Senate Democrats on Tuesday continued to assail how Republican leaders are crafting legislation to overhaul the U.S. health care system, calling it “legislative malpractice,” and are using GOP leaders’ own statements from years past to make their point.
While Republican members routinely criticize the manner in which Democrats passed the 2010 health care law on a strictly party-line vote, there are stark differences between that process and the current one.
Democrats held a number of public hearings and marathon markups on the legislation before bringing it to the floor for a vote. Republicans, however, have refused to hold public hearings on a bill that would affect nearly one-sixth of the country’s economy and are prepared to bypass the regular committee process and bring the legislation directly to the Senate floor.
“We are in the midst of one of the greatest acts of legislative malpractice Washington has ever seen. Senate Republicans are squirreled away behind closed doors, writing a bill they won’t let the public read,” Senate Minority Leader Charles E. Schumer told reporters Tuesday. “They don’t want the American people to see how poorly they would do under this bill.”
The New York Democrat cited critical comments Vice President Mike Pence, then an Indiana congressman, made after the 2010 health care law passed about the process used by Democrats.

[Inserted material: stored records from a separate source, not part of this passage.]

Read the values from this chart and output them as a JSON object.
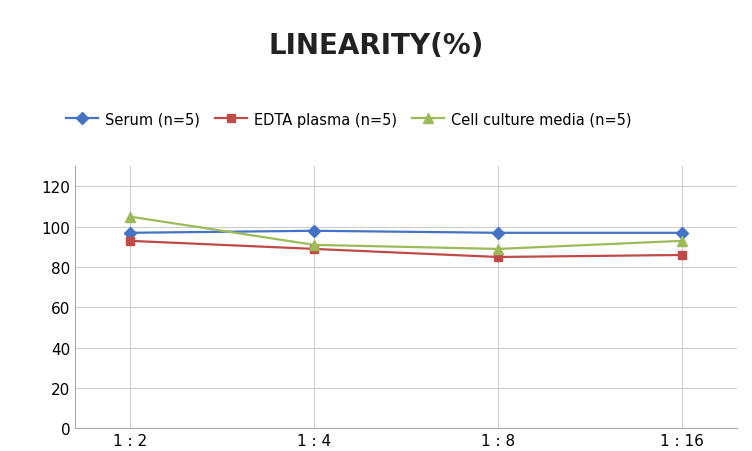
{
  "title": "LINEARITY(%)",
  "x_labels": [
    "1 : 2",
    "1 : 4",
    "1 : 8",
    "1 : 16"
  ],
  "series": [
    {
      "label": "Serum (n=5)",
      "values": [
        97,
        98,
        97,
        97
      ],
      "color": "#4472C4",
      "marker": "D",
      "markersize": 6,
      "linewidth": 1.6
    },
    {
      "label": "EDTA plasma (n=5)",
      "values": [
        93,
        89,
        85,
        86
      ],
      "color": "#BE4B48",
      "marker": "s",
      "markersize": 6,
      "linewidth": 1.6
    },
    {
      "label": "Cell culture media (n=5)",
      "values": [
        105,
        91,
        89,
        93
      ],
      "color": "#9BBB59",
      "marker": "^",
      "markersize": 7,
      "linewidth": 1.6
    }
  ],
  "ylim": [
    0,
    130
  ],
  "yticks": [
    0,
    20,
    40,
    60,
    80,
    100,
    120
  ],
  "title_fontsize": 20,
  "title_fontweight": "bold",
  "legend_fontsize": 10.5,
  "tick_fontsize": 11,
  "background_color": "#ffffff",
  "grid_color": "#c8c8c8",
  "grid_alpha": 0.9
}
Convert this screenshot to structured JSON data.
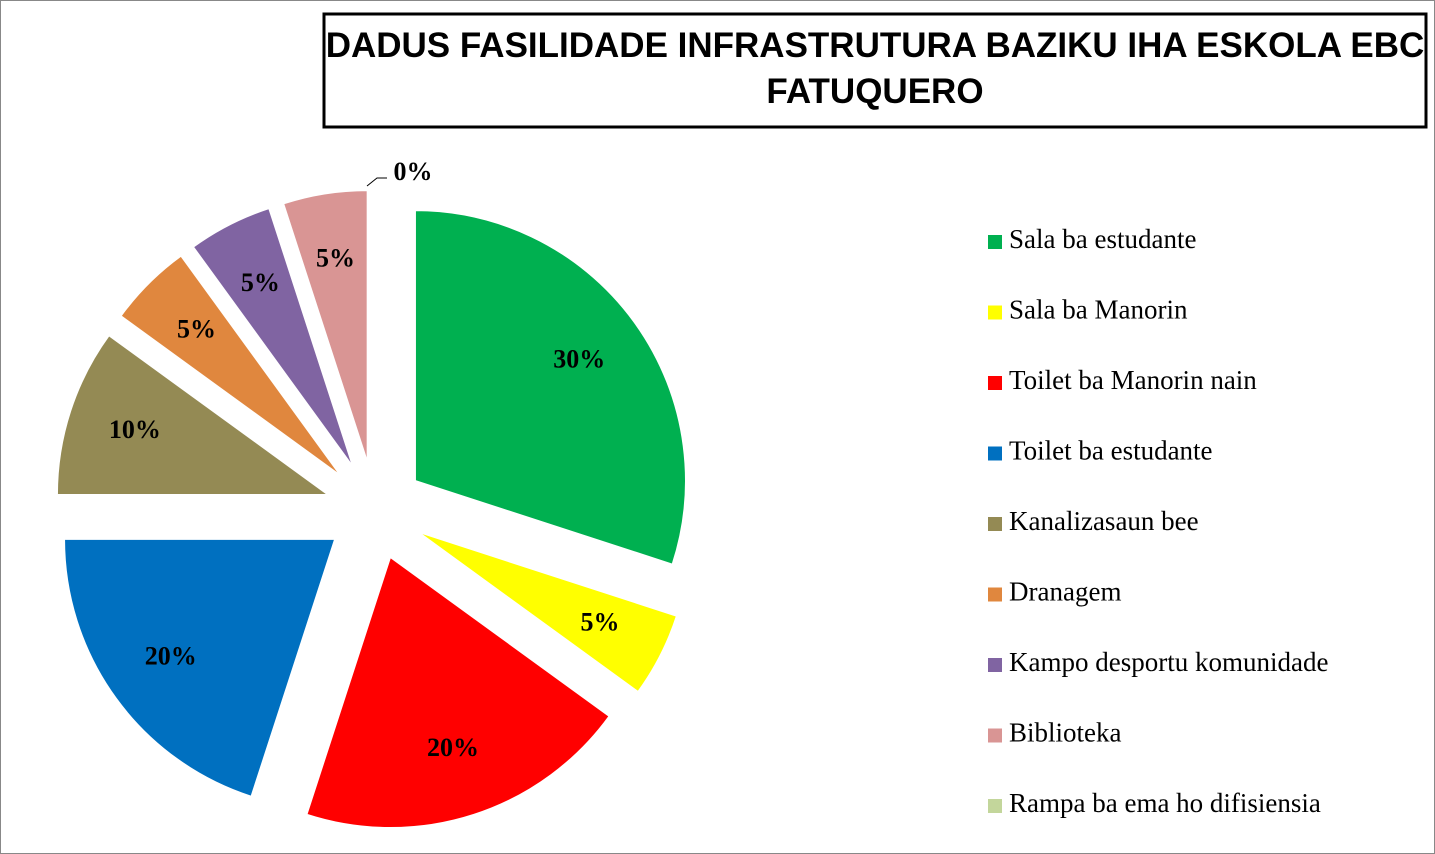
{
  "chart_data": {
    "type": "pie",
    "title": "DADUS FASILIDADE INFRASTRUTURA BAZIKU IHA ESKOLA EBC FATUQUERO",
    "categories": [
      "Sala ba estudante",
      "Sala ba Manorin",
      "Toilet ba Manorin nain",
      "Toilet ba estudante",
      "Kanalizasaun bee",
      "Dranagem",
      "Kampo desportu komunidade",
      "Biblioteka",
      "Rampa ba ema ho difisiensia"
    ],
    "values": [
      30,
      5,
      20,
      20,
      10,
      5,
      5,
      5,
      0
    ],
    "value_labels": [
      "30%",
      "5%",
      "20%",
      "20%",
      "10%",
      "5%",
      "5%",
      "5%",
      "0%"
    ],
    "colors": [
      "#00b050",
      "#ffff00",
      "#ff0000",
      "#0070c0",
      "#948a54",
      "#e0873e",
      "#8064a2",
      "#d99594",
      "#c3d69b"
    ],
    "legend": "right"
  }
}
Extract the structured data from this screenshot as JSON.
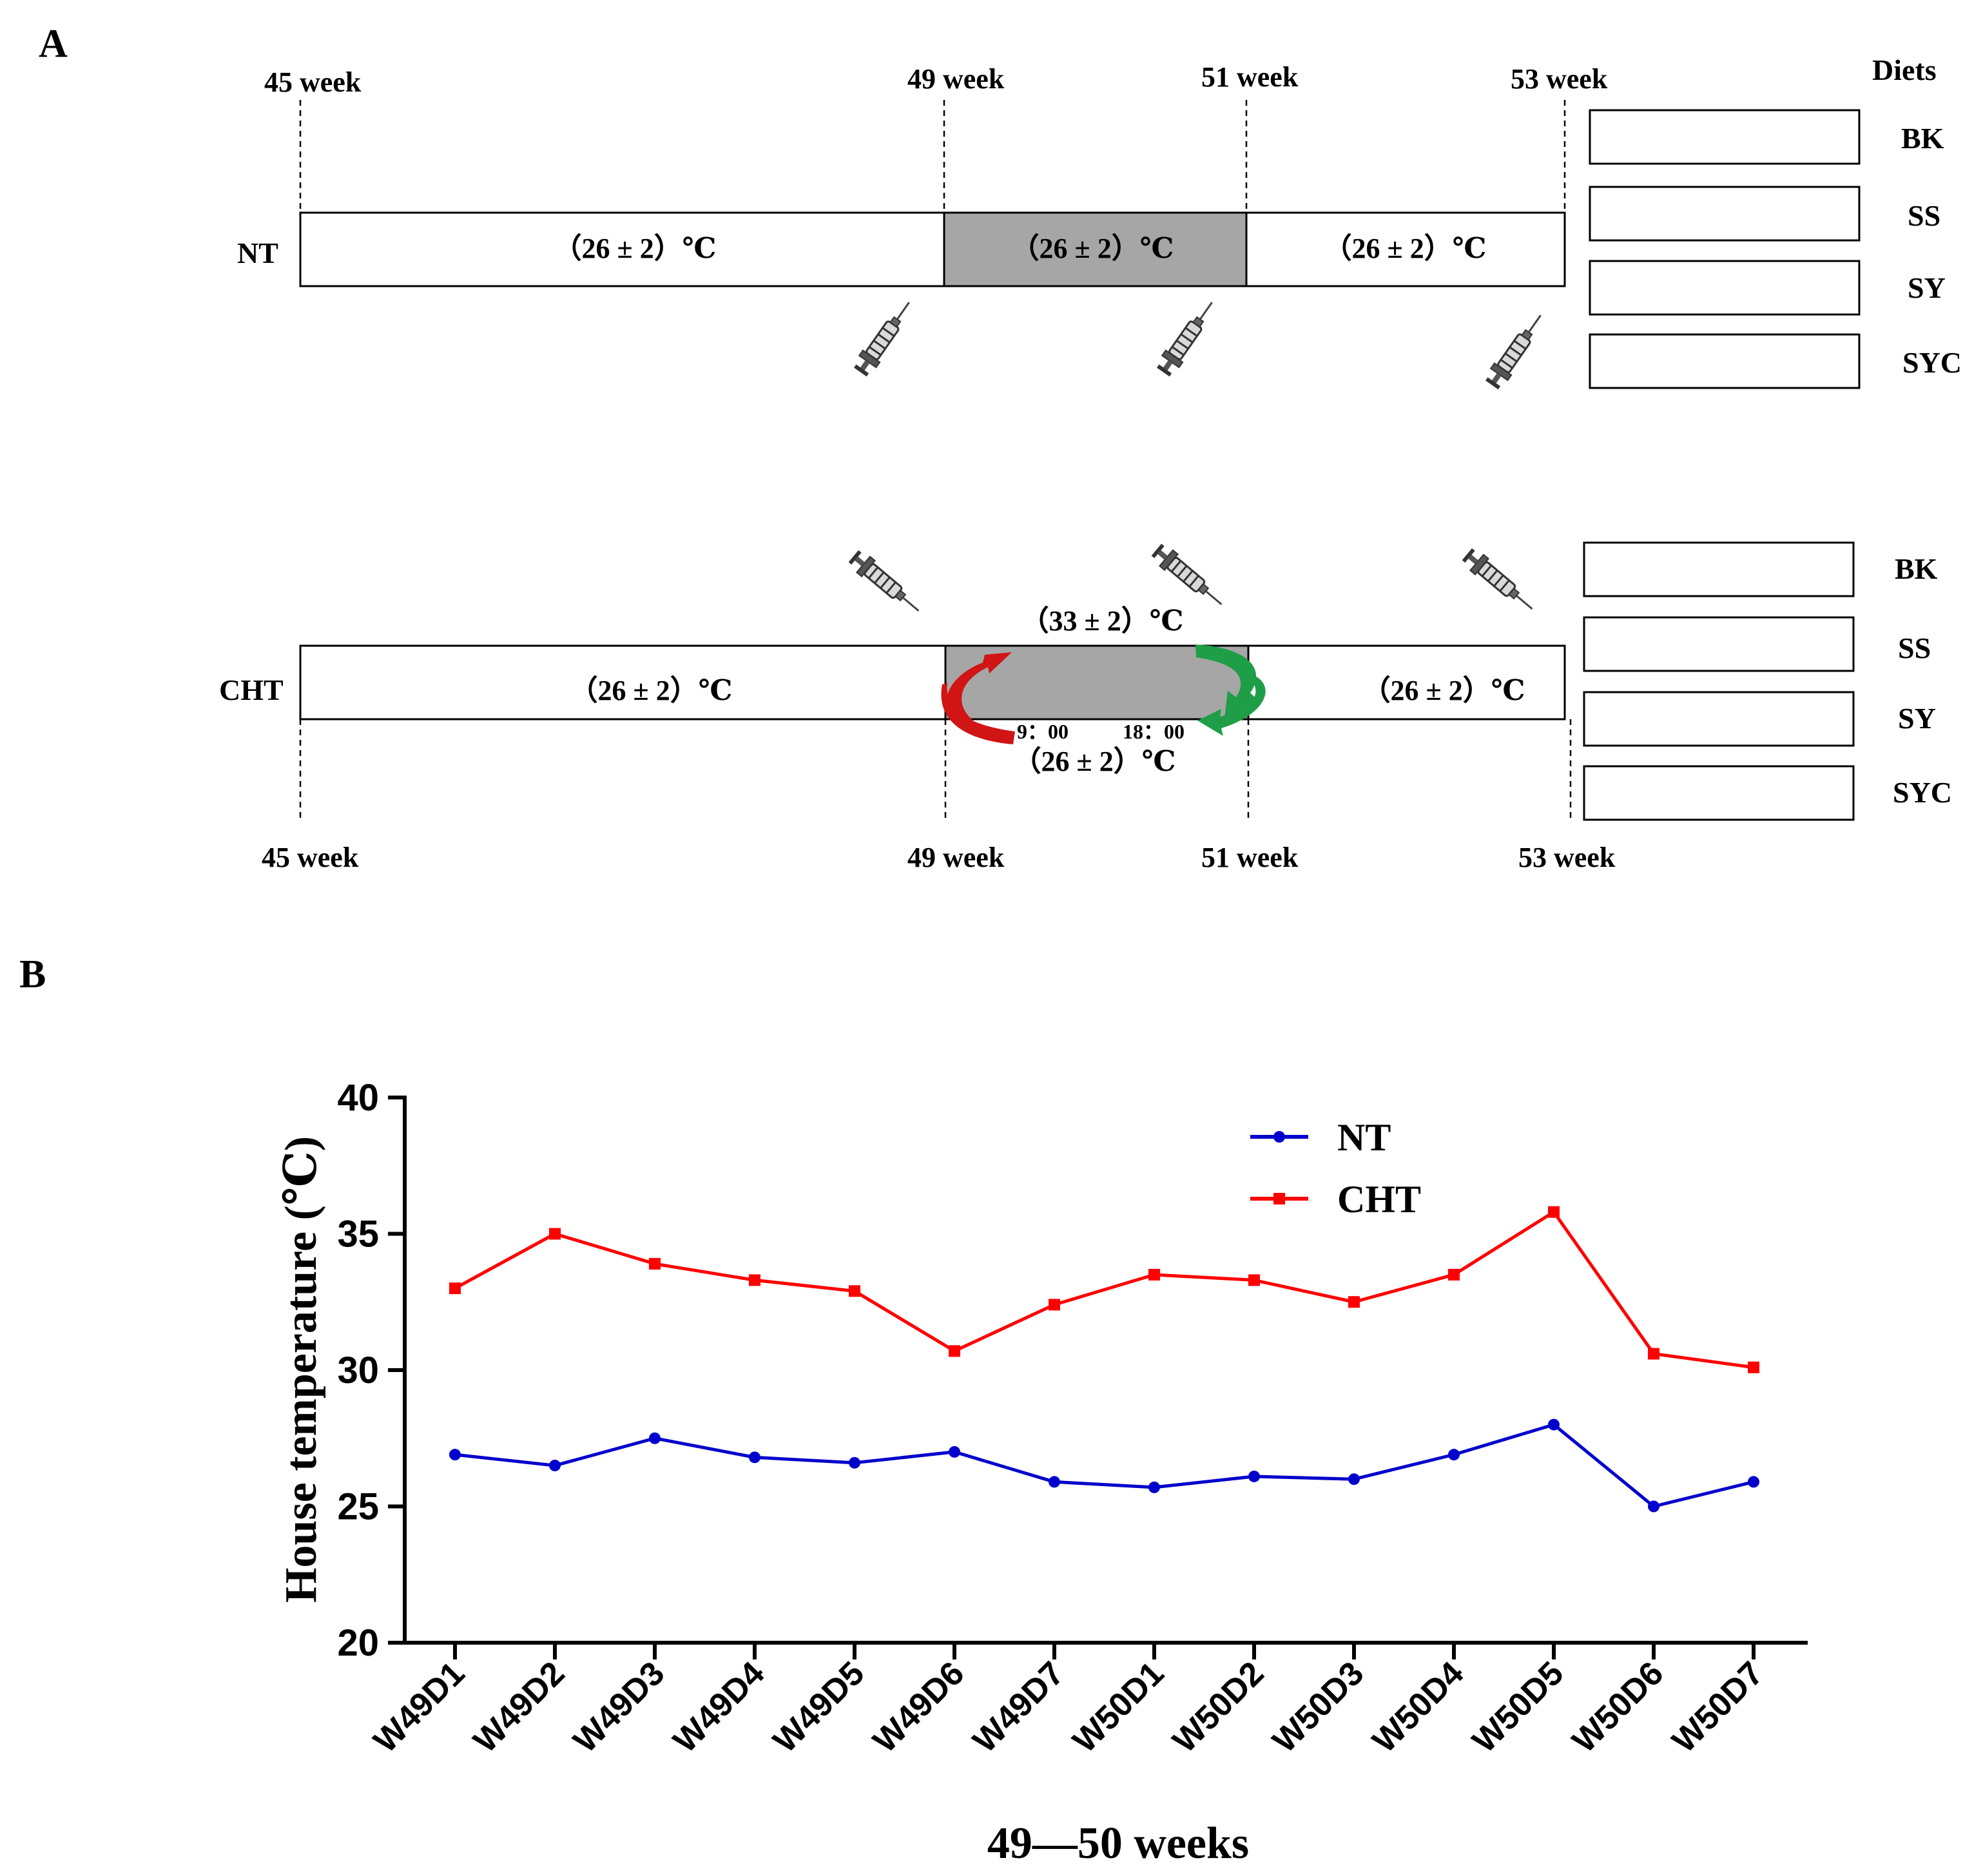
{
  "panel_a": {
    "letter": "A",
    "diets_header": "Diets",
    "nt": {
      "label": "NT",
      "weeks": [
        "45 week",
        "49 week",
        "51 week",
        "53 week"
      ],
      "segments": [
        "（26 ± 2）℃",
        "（26 ± 2）℃",
        "（26 ± 2）℃"
      ]
    },
    "cht": {
      "label": "CHT",
      "weeks": [
        "45 week",
        "49 week",
        "51 week",
        "53 week"
      ],
      "segments": [
        "（26 ± 2）℃",
        "（26 ± 2）℃"
      ],
      "high_temp": "（33 ± 2）℃",
      "low_temp": "（26 ± 2）℃",
      "time_on": "9：00",
      "time_off": "18：00"
    },
    "diets": [
      "BK",
      "SS",
      "SY",
      "SYC"
    ],
    "icons": [
      "syringe-icon",
      "rotation-arrow-red-icon",
      "rotation-arrow-green-icon"
    ],
    "colors": {
      "shaded": "#a6a6a6",
      "arrow_red": "#d11414",
      "arrow_green": "#1e9e47"
    }
  },
  "panel_b": {
    "letter": "B"
  },
  "chart_data": {
    "type": "line",
    "categories": [
      "W49D1",
      "W49D2",
      "W49D3",
      "W49D4",
      "W49D5",
      "W49D6",
      "W49D7",
      "W50D1",
      "W50D2",
      "W50D3",
      "W50D4",
      "W50D5",
      "W50D6",
      "W50D7"
    ],
    "series": [
      {
        "name": "NT",
        "color": "#0000cc",
        "marker": "circle",
        "values": [
          26.9,
          26.5,
          27.5,
          26.8,
          26.6,
          27.0,
          25.9,
          25.7,
          26.1,
          26.0,
          26.9,
          28.0,
          25.0,
          25.9
        ]
      },
      {
        "name": "CHT",
        "color": "#ff0000",
        "marker": "square",
        "values": [
          33.0,
          35.0,
          33.9,
          33.3,
          32.9,
          30.7,
          32.4,
          33.5,
          33.3,
          32.5,
          33.5,
          35.8,
          30.6,
          30.1
        ]
      }
    ],
    "xlabel": "49—50 weeks",
    "ylabel": "House temperature (℃)",
    "ylim": [
      20,
      40
    ],
    "yticks": [
      "20",
      "25",
      "30",
      "35",
      "40"
    ],
    "legend_position": "top-right",
    "grid": false
  }
}
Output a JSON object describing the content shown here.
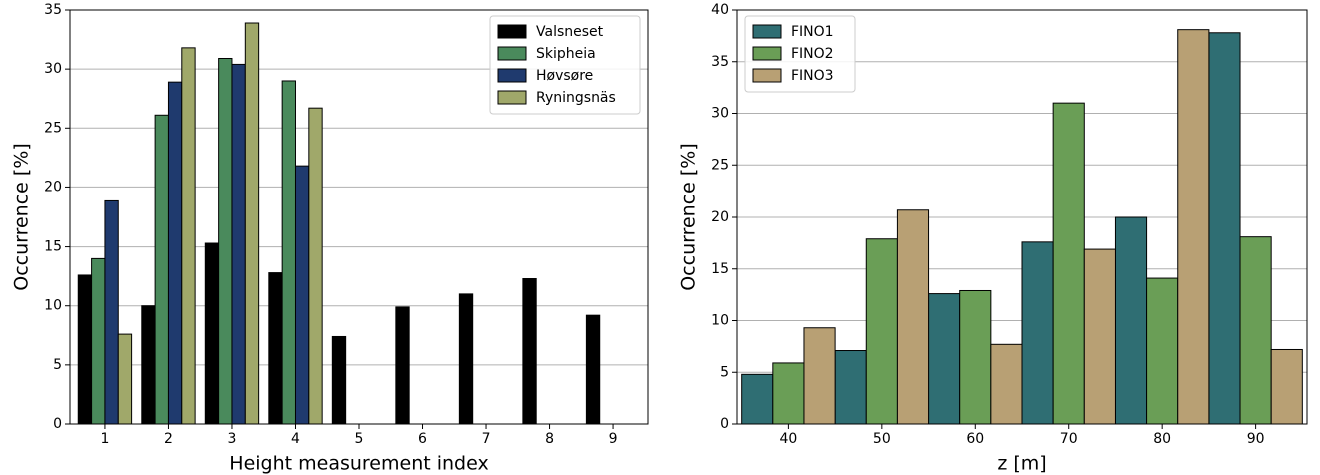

“He said, ‘American people deserve time to read this and every member of Congress ought to commit to reading the bill.’ Today, no member of Congress can read the bill because we don’t know what it is,” Schumer said, just moments before Pence and his security detail passed behind the Democratic leader. The comments of House Speaker Paul D. Ryan and Senate Majority Leader Mitch McConnell assailing the 2009-2010 effort as a rush job were trotted out as well.
While Republicans continue to charge ahead on their overhaul effort, leadership spent a notable portion of their weekly press conference Tuesday defending the current process.
McConnell — a vocal critic of the tactics used by Democrats to pass the 2010 law — attributed the lack of public hearings to the fact that both parties have been dealing with the issues surrounding the U.S. health care system for the past seven years.
“We know a lot about the subject, we know how complicated it is. Nobody is hiding the ball here. Feel free to ask anybody anything. But there’s been gazillions of hearings on this subject,” the Kentucky Republican told reporters after the weekly GOP policy lunch. “We’ll let you see the bill when we finally release it.”
Other Republican leaders said the open process for the legislation would begin once it reaches the chamber floor for a vote.
“Now we hear them complaining about transparency. The Republican Senate bill under reconciliation will go to the Senate floor and be open for amendments. It will be an open amendment process,” said Wyoming Sen. John Barrasso, chairman of the Senate Republican Policy Committee.
Meanwhile, several GOP senators said Monday they were unaware of key policy details that were under consideration. Fifteen Republican senators on Tuesday traversed up Pennsylvania Avenue for a lunch meeting with President Donald Trump and Pence on health care.
At the start of the lunch, Trump said he wanted the Senate to pass a bill to repeal and replace former President Barack Obama’s signature domestic policy achievement “as soon as we can do it.” He predicted the Senate will eventually pass a “phenomenal bill” that will feature a “great health care plan” that will be “far better” than the Obama-era law.
John T. Bennett contributed to this report.